# Turface in South Jersey/Phila Area



## carola1155 (Sep 10, 2007)

Just wanted to open this up to some of the fairly local people. I finally found a supplier for Turface MVP and they are practically right around the corner from me. (theturftrade.com) They are only open Mon-Fri 7:30-4:30 which may make it tough for people's work schedules. 

If anyone is interested in some I can pick it up for them and bring it to some of the various events going on over the next few months or you can just swing by my place and pick it up at a more convenient time than 7:30-4:30.

I'm not interested in making any money off of it... Just gonna charge you what I'll pay for it. It comes in 50lb bags.

I am planning on going to the MADS meeting on April 15th (http://www.dendroboard.com/forum/northeast/78943-mid-atlantic-meeting-late-april-early-may-4.html)


----------



## Pumilo (Sep 4, 2010)

Did you find it at a John Deere Landscape Supply? It should be dirt cheap there.


----------



## JeremyHuff (Apr 22, 2008)

Pumilo said:


> Did you find it at a John Deere Landscape Supply? It should be dirt cheap there.


I got mine there in Edison, NJ. I think it was $12 a bag


----------



## cbreon (Apr 25, 2005)

Tom, what the price on a 50 lb bag?


----------



## carola1155 (Sep 10, 2007)

Pumilo said:


> Did you find it at a John Deere Landscape Supply? It should be dirt cheap there.


It is actually at a Turf Supply company. From their website it looks like they supply golf courses and athletic facilities. The Turf Trade - Home




cbreon said:


> Tom, what the price on a 50 lb bag?


I'm waiting for a call back from the sales rep. Im assuming it will be somewhere under $15 a bag and quantity may help the price. I'll let you know as soon as I know


----------



## carola1155 (Sep 10, 2007)

$13.95 a bag... Pm me how many you want and how/when you would like to pick it up.


----------



## carola1155 (Sep 10, 2007)

Im going to be picking up next week... let me know ASAP if you want a bag.


----------



## jfehr232 (Apr 13, 2009)

So I am thinking about making the trip down for the meet. I am def due for a frog meet.

I do have a 29g vert that is in so so condition it houses 3 fat intermedius, tarlton line...all females. I gave these three to a family member and a year and half gave them back so I have no need for them so I am selling them or trading them for anything interesting. Make an offer on the tank and frogs(anyone serious in buying them or what not I can send pictures to your phone)
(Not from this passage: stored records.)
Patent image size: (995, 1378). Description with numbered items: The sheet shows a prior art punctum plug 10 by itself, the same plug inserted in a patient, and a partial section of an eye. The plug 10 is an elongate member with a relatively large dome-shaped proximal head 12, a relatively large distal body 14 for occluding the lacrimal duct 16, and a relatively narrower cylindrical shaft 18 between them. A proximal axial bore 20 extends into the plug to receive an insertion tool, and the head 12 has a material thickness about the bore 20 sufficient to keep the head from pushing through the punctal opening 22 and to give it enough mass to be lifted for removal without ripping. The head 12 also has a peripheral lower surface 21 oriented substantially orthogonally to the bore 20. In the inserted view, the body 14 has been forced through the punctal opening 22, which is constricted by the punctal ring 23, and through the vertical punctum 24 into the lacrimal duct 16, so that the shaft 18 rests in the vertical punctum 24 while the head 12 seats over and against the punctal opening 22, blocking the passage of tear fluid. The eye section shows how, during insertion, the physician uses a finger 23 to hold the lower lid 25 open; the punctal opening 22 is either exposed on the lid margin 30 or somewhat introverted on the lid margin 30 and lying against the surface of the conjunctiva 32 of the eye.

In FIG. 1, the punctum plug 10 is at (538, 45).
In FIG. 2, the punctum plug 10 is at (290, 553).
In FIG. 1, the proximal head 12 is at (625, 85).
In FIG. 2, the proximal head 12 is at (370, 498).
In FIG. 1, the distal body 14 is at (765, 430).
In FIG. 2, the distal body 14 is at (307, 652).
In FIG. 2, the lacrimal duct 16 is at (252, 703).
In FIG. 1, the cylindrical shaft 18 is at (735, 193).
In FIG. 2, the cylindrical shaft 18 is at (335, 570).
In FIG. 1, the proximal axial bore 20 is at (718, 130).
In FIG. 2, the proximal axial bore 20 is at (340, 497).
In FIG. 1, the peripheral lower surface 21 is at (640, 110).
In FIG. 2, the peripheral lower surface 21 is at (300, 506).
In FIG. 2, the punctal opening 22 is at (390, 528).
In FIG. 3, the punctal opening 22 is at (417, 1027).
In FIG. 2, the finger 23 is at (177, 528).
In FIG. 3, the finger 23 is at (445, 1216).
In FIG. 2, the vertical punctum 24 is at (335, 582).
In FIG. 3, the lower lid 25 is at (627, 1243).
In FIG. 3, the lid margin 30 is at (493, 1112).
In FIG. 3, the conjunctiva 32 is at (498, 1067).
anyone have ecoweb on hand? ha or epiweb by chance..Thanks.


----------



## carola1155 (Sep 10, 2007)

jfehr232 said:


> So I am thinking about making the trip down for the meet. I am def due for a frog meet.
> 
> I do have a 29g vert that is in so so condition it houses 3 fat intermedius, tarlton line...all females. I gave these three to a family member and a year and half gave them back so I have no need for them so I am selling them or trading them for anything interesting. Make an offer on the tank and frogs(anyone serious in buying them or what not I can send pictures to your phone)
> 
> anyone have ecoweb on hand? ha or epiweb by chance..Thanks.


Did you mean to post this in the MADS thread?


----------



## jfehr232 (Apr 13, 2009)

carola1155 said:


> Did you mean to post this in the MADS thread?


ah yes, sorry about that! I was reading your thread about this turf stuff and got confused because I been on vacation from this site wondering why people are buying turf.

Thanks though.


----------



## carola1155 (Sep 10, 2007)

jfehr232 said:


> ah yes, sorry about that! I was reading your thread about this turf stuff and got confused because I been on vacation from this site wondering why people are buying turf.
> 
> Thanks though.


Its not "turf" like the artificial stuff... Its a fired clay product that can be used as substrate. Good drainage and it'll outlast most of the other stuff people use. You should check it out.


----------